Weil es wichtig ist, deutlich zu machen, dass „unkontaktierte Völker“ sich eindeutig von anderen indigenen Völker unterscheiden. Kontakt zur Mehrheitsgesellschaft ist für sie oft durch Krankheitsübertragung tödlich, was für andere indigene Völker mit regelmäßigem Kontakt zur Mehrheitsgesellschaft weniger problematisch ist. Wenn wir auf Bedrohungen hinweisen, ist diese Unterscheidung wichtig, weil sich daraus auch spezielle Rechte ableiten.

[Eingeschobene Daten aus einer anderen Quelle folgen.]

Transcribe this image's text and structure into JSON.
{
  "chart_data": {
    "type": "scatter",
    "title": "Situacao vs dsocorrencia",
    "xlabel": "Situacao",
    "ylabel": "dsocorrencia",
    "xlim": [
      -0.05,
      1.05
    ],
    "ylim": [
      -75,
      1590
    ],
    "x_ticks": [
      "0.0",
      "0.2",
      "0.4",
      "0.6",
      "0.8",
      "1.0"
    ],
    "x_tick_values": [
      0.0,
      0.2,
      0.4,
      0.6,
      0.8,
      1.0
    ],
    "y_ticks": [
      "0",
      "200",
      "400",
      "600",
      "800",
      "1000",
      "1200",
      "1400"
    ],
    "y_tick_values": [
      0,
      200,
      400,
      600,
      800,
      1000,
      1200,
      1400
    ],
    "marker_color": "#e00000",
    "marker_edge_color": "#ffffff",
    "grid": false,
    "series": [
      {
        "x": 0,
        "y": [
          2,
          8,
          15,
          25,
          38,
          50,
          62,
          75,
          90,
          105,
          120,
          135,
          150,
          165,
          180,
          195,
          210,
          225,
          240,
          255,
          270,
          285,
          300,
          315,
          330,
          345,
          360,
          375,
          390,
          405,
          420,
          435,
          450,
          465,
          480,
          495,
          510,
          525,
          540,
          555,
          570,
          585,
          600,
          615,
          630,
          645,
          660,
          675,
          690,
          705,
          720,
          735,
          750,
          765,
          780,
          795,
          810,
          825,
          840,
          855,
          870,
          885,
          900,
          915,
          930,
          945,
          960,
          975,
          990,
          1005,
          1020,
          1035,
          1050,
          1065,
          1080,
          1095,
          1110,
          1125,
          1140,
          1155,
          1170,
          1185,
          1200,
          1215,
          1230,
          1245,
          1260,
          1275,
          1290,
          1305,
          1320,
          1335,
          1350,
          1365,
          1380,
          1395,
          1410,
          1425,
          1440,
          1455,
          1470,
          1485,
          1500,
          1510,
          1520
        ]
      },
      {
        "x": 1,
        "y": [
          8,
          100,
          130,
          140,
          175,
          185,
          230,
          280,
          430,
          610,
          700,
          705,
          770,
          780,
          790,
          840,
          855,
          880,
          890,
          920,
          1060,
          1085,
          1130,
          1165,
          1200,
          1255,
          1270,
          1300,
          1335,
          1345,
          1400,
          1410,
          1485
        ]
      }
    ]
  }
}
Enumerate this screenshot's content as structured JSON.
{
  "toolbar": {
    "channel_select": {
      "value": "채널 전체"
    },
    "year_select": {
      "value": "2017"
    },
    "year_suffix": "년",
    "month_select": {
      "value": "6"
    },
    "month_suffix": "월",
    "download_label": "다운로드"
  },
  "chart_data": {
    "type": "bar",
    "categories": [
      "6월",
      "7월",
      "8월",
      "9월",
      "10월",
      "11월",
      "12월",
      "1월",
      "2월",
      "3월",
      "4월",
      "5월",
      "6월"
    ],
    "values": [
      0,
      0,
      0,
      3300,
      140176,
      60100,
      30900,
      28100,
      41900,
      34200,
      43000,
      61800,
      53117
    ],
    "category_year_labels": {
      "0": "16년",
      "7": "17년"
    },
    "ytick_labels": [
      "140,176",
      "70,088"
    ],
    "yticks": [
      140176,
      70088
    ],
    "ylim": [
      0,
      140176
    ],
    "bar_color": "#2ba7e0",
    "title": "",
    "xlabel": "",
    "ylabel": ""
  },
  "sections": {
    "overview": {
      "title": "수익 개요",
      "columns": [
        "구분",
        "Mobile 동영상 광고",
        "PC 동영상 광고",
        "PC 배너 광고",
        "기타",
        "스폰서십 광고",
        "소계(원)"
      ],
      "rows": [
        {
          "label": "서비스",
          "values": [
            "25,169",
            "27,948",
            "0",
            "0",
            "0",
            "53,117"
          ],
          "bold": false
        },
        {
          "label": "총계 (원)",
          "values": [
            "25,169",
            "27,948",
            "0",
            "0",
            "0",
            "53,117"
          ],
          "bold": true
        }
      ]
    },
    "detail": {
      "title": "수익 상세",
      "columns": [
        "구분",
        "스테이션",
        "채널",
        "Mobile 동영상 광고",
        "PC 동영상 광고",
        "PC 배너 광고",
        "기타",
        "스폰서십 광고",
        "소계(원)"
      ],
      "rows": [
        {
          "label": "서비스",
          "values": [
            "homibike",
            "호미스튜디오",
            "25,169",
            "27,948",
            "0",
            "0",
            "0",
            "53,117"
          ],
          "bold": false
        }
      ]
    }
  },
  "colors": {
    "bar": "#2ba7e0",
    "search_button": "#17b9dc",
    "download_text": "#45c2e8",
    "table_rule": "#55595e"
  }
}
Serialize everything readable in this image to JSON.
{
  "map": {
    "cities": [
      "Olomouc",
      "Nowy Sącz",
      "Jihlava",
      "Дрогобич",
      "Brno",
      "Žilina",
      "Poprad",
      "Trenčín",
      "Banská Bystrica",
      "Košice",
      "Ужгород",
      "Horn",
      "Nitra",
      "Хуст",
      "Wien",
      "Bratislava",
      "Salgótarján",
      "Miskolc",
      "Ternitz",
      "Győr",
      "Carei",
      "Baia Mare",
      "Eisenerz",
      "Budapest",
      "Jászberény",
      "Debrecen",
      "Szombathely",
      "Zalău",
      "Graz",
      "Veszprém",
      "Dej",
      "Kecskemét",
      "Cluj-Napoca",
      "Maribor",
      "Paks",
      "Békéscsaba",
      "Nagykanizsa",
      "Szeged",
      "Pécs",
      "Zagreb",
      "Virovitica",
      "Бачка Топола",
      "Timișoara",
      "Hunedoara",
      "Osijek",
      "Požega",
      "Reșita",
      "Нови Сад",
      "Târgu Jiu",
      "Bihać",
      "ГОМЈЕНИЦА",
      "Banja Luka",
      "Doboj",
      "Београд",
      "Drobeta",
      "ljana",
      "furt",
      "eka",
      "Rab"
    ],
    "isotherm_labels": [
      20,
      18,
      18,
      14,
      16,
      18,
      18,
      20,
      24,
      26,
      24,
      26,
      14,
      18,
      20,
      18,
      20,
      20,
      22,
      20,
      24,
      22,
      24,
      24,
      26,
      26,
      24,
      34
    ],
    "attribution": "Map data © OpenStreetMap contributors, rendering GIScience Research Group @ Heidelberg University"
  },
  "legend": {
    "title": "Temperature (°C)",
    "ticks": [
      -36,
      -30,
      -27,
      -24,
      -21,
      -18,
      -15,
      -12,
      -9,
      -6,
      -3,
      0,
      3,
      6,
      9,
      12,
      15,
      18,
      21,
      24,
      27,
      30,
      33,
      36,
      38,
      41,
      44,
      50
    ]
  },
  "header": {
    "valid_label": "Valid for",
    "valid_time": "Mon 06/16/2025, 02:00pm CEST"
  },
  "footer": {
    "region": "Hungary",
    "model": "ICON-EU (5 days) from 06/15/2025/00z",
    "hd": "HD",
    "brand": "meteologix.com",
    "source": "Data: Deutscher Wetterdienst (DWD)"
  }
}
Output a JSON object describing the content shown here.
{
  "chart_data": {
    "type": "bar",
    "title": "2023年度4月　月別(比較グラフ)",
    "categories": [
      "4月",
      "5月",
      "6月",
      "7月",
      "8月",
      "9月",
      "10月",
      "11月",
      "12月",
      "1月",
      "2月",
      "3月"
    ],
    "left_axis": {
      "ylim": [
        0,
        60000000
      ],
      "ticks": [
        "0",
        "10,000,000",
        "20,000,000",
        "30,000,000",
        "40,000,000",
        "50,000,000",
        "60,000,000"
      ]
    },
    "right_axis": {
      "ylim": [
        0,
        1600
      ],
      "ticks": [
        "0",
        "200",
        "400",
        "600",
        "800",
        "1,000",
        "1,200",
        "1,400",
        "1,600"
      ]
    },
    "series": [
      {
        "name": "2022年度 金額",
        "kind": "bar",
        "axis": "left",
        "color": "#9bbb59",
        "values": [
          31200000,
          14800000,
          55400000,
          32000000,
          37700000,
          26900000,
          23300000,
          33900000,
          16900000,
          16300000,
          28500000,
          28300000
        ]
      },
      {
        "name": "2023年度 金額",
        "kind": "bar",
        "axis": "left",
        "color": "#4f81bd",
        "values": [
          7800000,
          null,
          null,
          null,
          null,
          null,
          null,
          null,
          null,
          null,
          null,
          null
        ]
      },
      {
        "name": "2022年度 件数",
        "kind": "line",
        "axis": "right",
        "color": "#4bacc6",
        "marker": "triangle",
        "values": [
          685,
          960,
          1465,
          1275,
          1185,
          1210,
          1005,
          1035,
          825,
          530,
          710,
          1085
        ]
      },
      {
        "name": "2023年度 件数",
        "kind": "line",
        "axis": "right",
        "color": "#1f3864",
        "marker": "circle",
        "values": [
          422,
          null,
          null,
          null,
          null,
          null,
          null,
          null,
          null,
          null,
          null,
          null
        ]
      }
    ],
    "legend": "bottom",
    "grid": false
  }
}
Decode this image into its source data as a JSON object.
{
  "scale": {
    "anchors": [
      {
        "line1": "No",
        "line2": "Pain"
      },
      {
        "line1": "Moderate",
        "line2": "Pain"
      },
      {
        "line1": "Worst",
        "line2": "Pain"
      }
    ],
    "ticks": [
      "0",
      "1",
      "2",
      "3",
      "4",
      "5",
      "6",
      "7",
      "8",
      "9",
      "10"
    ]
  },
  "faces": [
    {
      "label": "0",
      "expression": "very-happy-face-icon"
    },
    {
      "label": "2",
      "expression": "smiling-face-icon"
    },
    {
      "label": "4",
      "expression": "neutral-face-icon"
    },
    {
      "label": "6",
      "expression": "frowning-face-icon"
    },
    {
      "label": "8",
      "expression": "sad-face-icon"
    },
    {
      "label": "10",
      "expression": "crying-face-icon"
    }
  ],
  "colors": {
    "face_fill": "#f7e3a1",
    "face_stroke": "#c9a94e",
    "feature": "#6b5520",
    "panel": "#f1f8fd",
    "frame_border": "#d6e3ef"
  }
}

Zum Beispiel ist das Verbot von Zwangskontakt in der „American Declaration on the Rights of Indigenous Peoples“ und auch in mehreren nationalen Gesetzen für diese Gruppen festgehalten. Für unkontaktierte Völker ist dieses Verbot von Zwangskontakt lebenswichtig, aber würde für andere indigene Völker vermutlich seltsam und paternalistisch anmuten. Daher brauchen wir diese Unterscheidung. Das gilt auch für andere Fälle: Zum Beispiel treten wir für das Recht auf freie, vorherige und informierte Zustimmung (FPIC) ein. Indigene Völker müssen zustimmen, bevor irgendjemand Projekte durchführt, die sie betreffen. Aber für unkonkatierte Völker könnten wir das nicht genauso fordern, denn Zustimmung würde ja Kontakt voraussetzen. Und dieser wäre fatal.